Discover numbers in sequence that multiplied is a result
3
asked by anonymous 12.03.2017 / 23:47
2 answers
0
Mathematically, this situation can only occur for positive numbers that are not perfect squares, and to find out whether the number in question falls into this situation, one has to test whether the square root rounded down multiplied by the square root rounded upward results in number concerned. Validating the other numbers would be just waste.
Following this line of reasoning, consider the following code:
// dado "numero", retorna:
// 1) [a, b], onde "a * b == numero", e "a" e "b" são consecutivos
// 2) [], quando não existem números consecutivos que multiplicados resultam em "numero"
public static int[] obtemConsecutivos(int numero) {
// previne erro na raizQuadrada com números negativos
if (numero > 0) {
long raiz = Math.sqrt(numero);
int primeiroConsecutivo = Math.floor(raiz);
int segundoConsecutivo = Math.ceil(raiz);
// previne situação de quadrado perfeito, como 4, 9, 16, 25...

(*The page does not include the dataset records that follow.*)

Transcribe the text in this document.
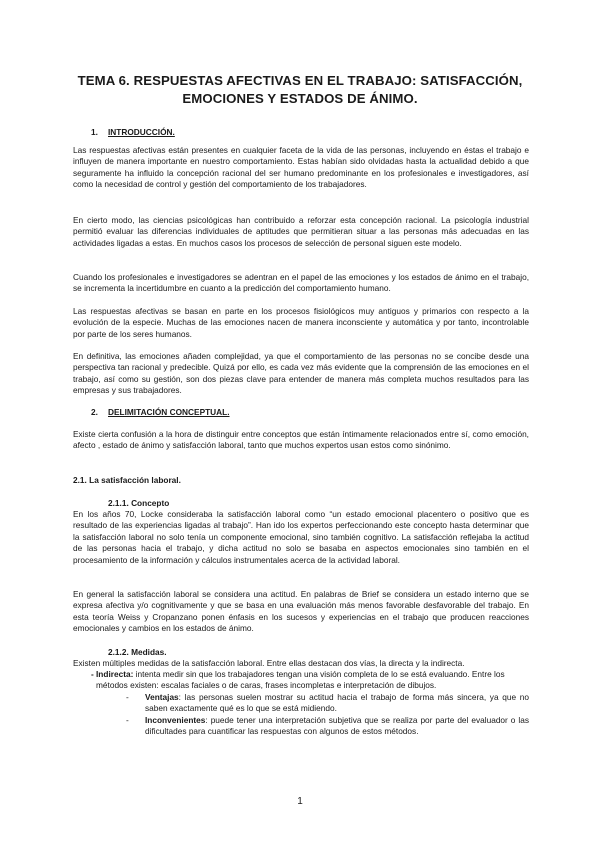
TEMA 6. RESPUESTAS AFECTIVAS EN EL TRABAJO: SATISFACCIÓN,
EMOCIONES Y ESTADOS DE ÁNIMO.
1. INTRODUCCIÓN.
Las respuestas afectivas están presentes en cualquier faceta de la vida de las personas, incluyendo en éstas el trabajo e influyen de manera importante en nuestro comportamiento. Estas habían sido olvidadas hasta la actualidad debido a que seguramente ha influido la concepción racional del ser humano predominante en los profesionales e investigadores, así como la necesidad de control y gestión del comportamiento de los trabajadores.
En cierto modo, las ciencias psicológicas han contribuido a reforzar esta concepción racional. La psicología industrial permitió evaluar las diferencias individuales de aptitudes que permitieran situar a las personas más adecuadas en las actividades ligadas a estas. En muchos casos los procesos de selección de personal siguen este modelo.
Cuando los profesionales e investigadores se adentran en el papel de las emociones y los estados de ánimo en el trabajo, se incrementa la incertidumbre en cuanto a la predicción del comportamiento humano.
Las respuestas afectivas se basan en parte en los procesos fisiológicos muy antiguos y primarios con respecto a la evolución de la especie. Muchas de las emociones nacen de manera inconsciente y automática y por tanto, incontrolable por parte de los seres humanos.
En definitiva, las emociones añaden complejidad, ya que el comportamiento de las personas no se concibe desde una perspectiva tan racional y predecible. Quizá por ello, es cada vez más evidente que la comprensión de las emociones en el trabajo, así como su gestión, son dos piezas clave para entender de manera más completa muchos resultados para las empresas y sus trabajadores.
2. DELIMITACIÓN CONCEPTUAL.
Existe cierta confusión a la hora de distinguir entre conceptos que están íntimamente relacionados entre sí, como emoción, afecto , estado de ánimo y satisfacción laboral, tanto que muchos expertos usan estos como sinónimo.
2.1. La satisfacción laboral.
2.1.1. Concepto
En los años 70, Locke consideraba la satisfacción laboral como “un estado emocional placentero o positivo que es resultado de las experiencias ligadas al trabajo”. Han ido los expertos perfeccionando este concepto hasta determinar que la satisfacción laboral no solo tenía un componente emocional, sino también cognitivo. La satisfacción reflejaba la actitud de las personas hacia el trabajo, y dicha actitud no solo se basaba en aspectos emocionales sino también en el procesamiento de la información y cálculos instrumentales acerca de la actividad laboral.
En general la satisfacción laboral se considera una actitud. En palabras de Brief se considera un estado interno que se expresa afectiva y/o cognitivamente y que se basa en una evaluación más menos favorable desfavorable del trabajo. En esta teoría Weiss y Cropanzano ponen énfasis en los sucesos y experiencias en el trabajo que producen reacciones emocionales y cambios en los estados de ánimo.
2.1.2. Medidas.
Existen múltiples medidas de la satisfacción laboral. Entre ellas destacan dos vías, la directa y la indirecta.
- Indirecta: intenta medir sin que los trabajadores tengan una visión completa de lo se está evaluando. Entre los métodos existen: escalas faciales o de caras, frases incompletas e interpretación de dibujos.
- Ventajas: las personas suelen mostrar su actitud hacia el trabajo de forma más sincera, ya que no saben exactamente qué es lo que se está midiendo.
- Inconvenientes: puede tener una interpretación subjetiva que se realiza por parte del evaluador o las dificultades para cuantificar las respuestas con algunos de estos métodos.
1
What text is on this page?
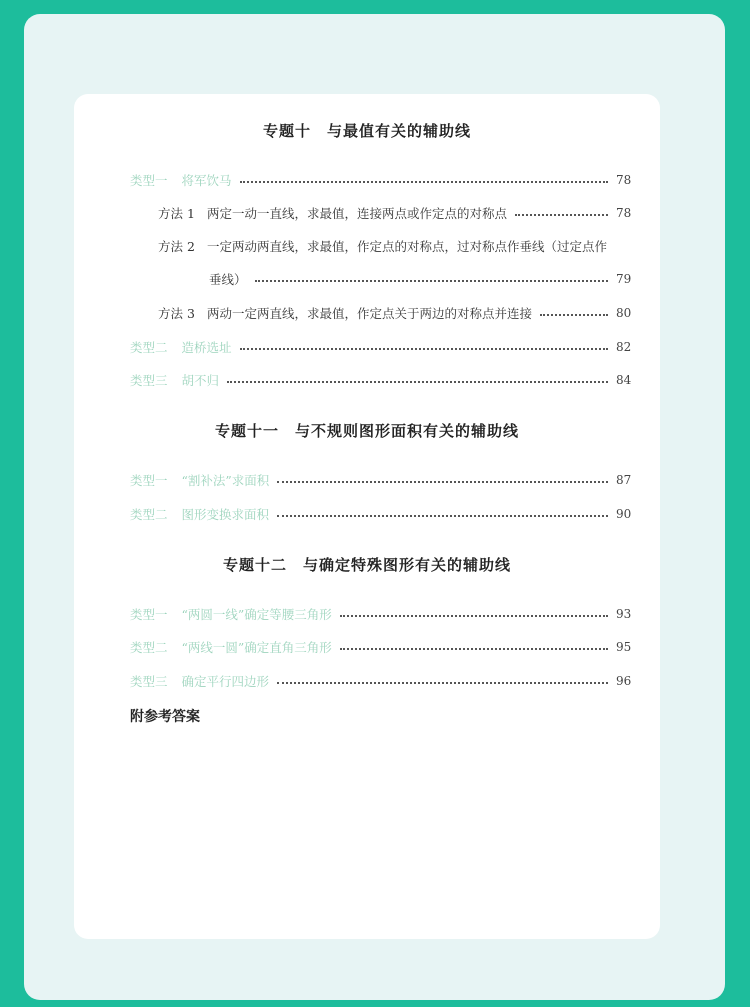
专题十　与最值有关的辅助线
类型一 将军饮马	78
方法 1 两定一动一直线，求最值，连接两点或作定点的对称点	78
方法 2 一定两动两直线，求最值，作定点的对称点，过对称点作垂线（过定点作
垂线）	79
方法 3 两动一定两直线，求最值，作定点关于两边的对称点并连接	80
类型二 造桥选址	82
类型三 胡不归	84
专题十一　与不规则图形面积有关的辅助线
类型一 “割补法”求面积	87
类型二 图形变换求面积	90
专题十二　与确定特殊图形有关的辅助线
类型一 “两圆一线”确定等腰三角形	93
类型二 “两线一圆”确定直角三角形	95
类型三 确定平行四边形	96
附参考答案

// nesse caso, o primeiro consecutivo será igual ao segundo
if (primeiroConsecutivo + 1 == segundoConsecutivo) {
// testa se consecutivos batem com o numero desejado
if (numero == primeiroConsecutivo * segundoConsecutivo) {
return [primeiroConsecutivo, segundoConsecutivo];
}
}
}
return [];
}
13.03.2017 / 02:52
1
Just a for to the square root of the searched number:
public class Multiplicador {
public static void main(String args[]) {
try {
int i = 16512;
int j = encontraPrimeiroNumeroMultiplicador(i);
System.out.println("Encontrou " + j + " e " + (j+1) + " como fatores seguidos de " + i);
} catch (Exception e) {
System.err.println(e);
}
}
public static int encontraPrimeiroNumeroMultiplicador(int numeroProcurado) throws Exception {
for(int i=0; i<=Math.sqrt(numeroProcurado+1); i++) {
if(i * (i+1) == numeroProcurado) {
return i;
}
}
throw new Exception("Nenhum numero multiplicador encontrado para " + numeroProcurado);
}
}
Some sample outputs:
Found 128 and 129 as factors followed by 16512
No multiplier found for 16513
Found 99 and 100 as factors followed by 9900
Found 2 and 3 as factors followed by 6
No multiplier found for 78
Why do you just look up to the square root? For no number multiplied by his successor shall be less than the number squared; that is, N * (N + 1) will be greater than N * N, for any positive natural number.
12.03.2017 / 23:54